Hasil penelitian Asikin dan Thamrin (2013) menunjukkan jenis purun tikus dapat menurunkan serangan hama penggerek batang pada tanaman padi karena fungsi purun sebagai tumbuhan perangkap karena hama tersebut lebih memilih meletakkan telurnya di batang purun dibandingkan di batang padi.
Selain itu, tumbuhan ini juga dapat menjadi bahan pupuk organik. Hasil beragam penelitian juga menunjukkan purun berperan sebagai biofilter untuk memperbaiki kualitas air rawa, terutama di musim kemarau, dengan menyerap bahan toksik terlarut Fe dan SO4. Hal ini menunjukkan peran penting purun dalam menjaga keseimbangan ekosistem rawa gambut.
Peluang pengembangan produk berbahan purun sebenarnya cukup terbuka.
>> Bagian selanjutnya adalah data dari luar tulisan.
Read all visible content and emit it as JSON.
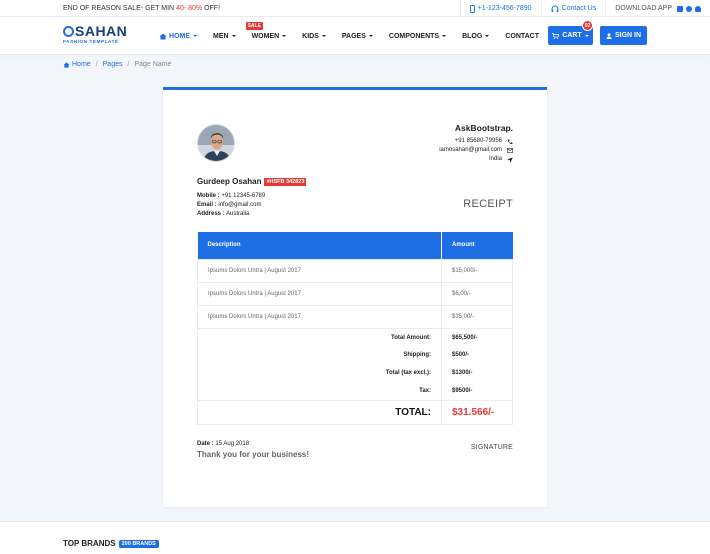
{
  "topbar": {
    "promo_prefix": "END OF REASON SALE- GET MIN ",
    "promo_highlight": "40- 80%",
    "promo_suffix": " OFF!",
    "phone": "+1-123-456-7890",
    "contact": "Contact Us",
    "download": "DOWNLOAD APP"
  },
  "logo": {
    "name": "SAHAN",
    "tagline": "FASHION TEMPLATE"
  },
  "nav": {
    "home": "HOME",
    "men": "MEN",
    "women": "WOMEN",
    "women_badge": "SALE",
    "kids": "KIDS",
    "pages": "PAGES",
    "components": "COMPONENTS",
    "blog": "BLOG",
    "contact": "CONTACT",
    "cart": "CART",
    "cart_count": "02",
    "signin": "SIGN IN"
  },
  "breadcrumb": {
    "home": "Home",
    "pages": "Pages",
    "current": "Page Name"
  },
  "customer": {
    "name": "Gurdeep Osahan",
    "id_tag": "#HSFB 342823",
    "mobile_label": "Mobile :",
    "mobile": " +91 12345-6789",
    "email_label": "Email :",
    "email": " info@gmail.com",
    "address_label": "Address :",
    "address": " Australia"
  },
  "company": {
    "name": "AskBootstrap.",
    "phone": "+91 85680-79956",
    "email": "iamosahan@gmail.com",
    "country": "India"
  },
  "receipt_title": "RECEIPT",
  "table": {
    "col_description": "Description",
    "col_amount": "Amount",
    "rows": [
      {
        "desc": "Ipsums Dolors Untra | August 2017",
        "amount": "$15,000/-"
      },
      {
        "desc": "Ipsums Dolors Untra | August 2017",
        "amount": "$6,00/-"
      },
      {
        "desc": "Ipsums Dolors Untra | August 2017",
        "amount": "$35,00/-"
      }
    ],
    "totals": [
      {
        "label": "Total Amount:",
        "value": "$65,500/-"
      },
      {
        "label": "Shipping:",
        "value": "$500/-"
      },
      {
        "label": "Total (tax excl.):",
        "value": "$1300/-"
      },
      {
        "label": "Tax:",
        "value": "$9500/-"
      }
    ],
    "grand_label": "TOTAL:",
    "grand_value": "$31.566/-"
  },
  "footer": {
    "date_label": "Date :",
    "date": " 15 Aug 2018",
    "thanks": "Thank you for your business!",
    "signature": "SIGNATURE"
  },
  "brands": {
    "title": "TOP BRANDS",
    "badge": "200 BRANDS"
  },
  "colors": {
    "primary": "#1e6fe6",
    "danger": "#e53935",
    "background": "#f3f6fb"
  }
}
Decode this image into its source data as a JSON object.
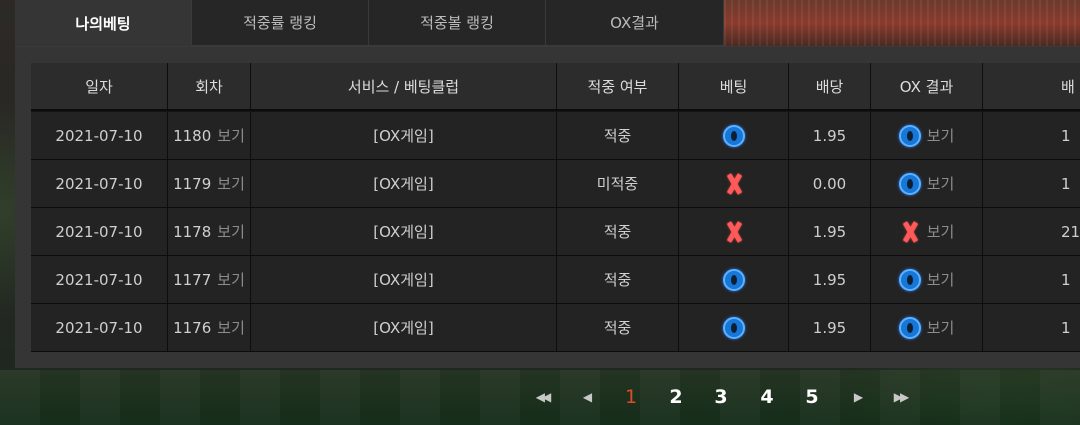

Beberapa studi di Indonesia menjajaki potensi purun tikus sebagai bahan konstruksi dalam pembuatan papan partikel. Di Cina, jenis purun tikus dikenal sebagai sumber pangan dan bahan obat. Umbi purun tikus secara tradisional dikonsumsi sebagai bahan pangan yang dapat langsung dikonsumsi atau diproses lebih lanjut.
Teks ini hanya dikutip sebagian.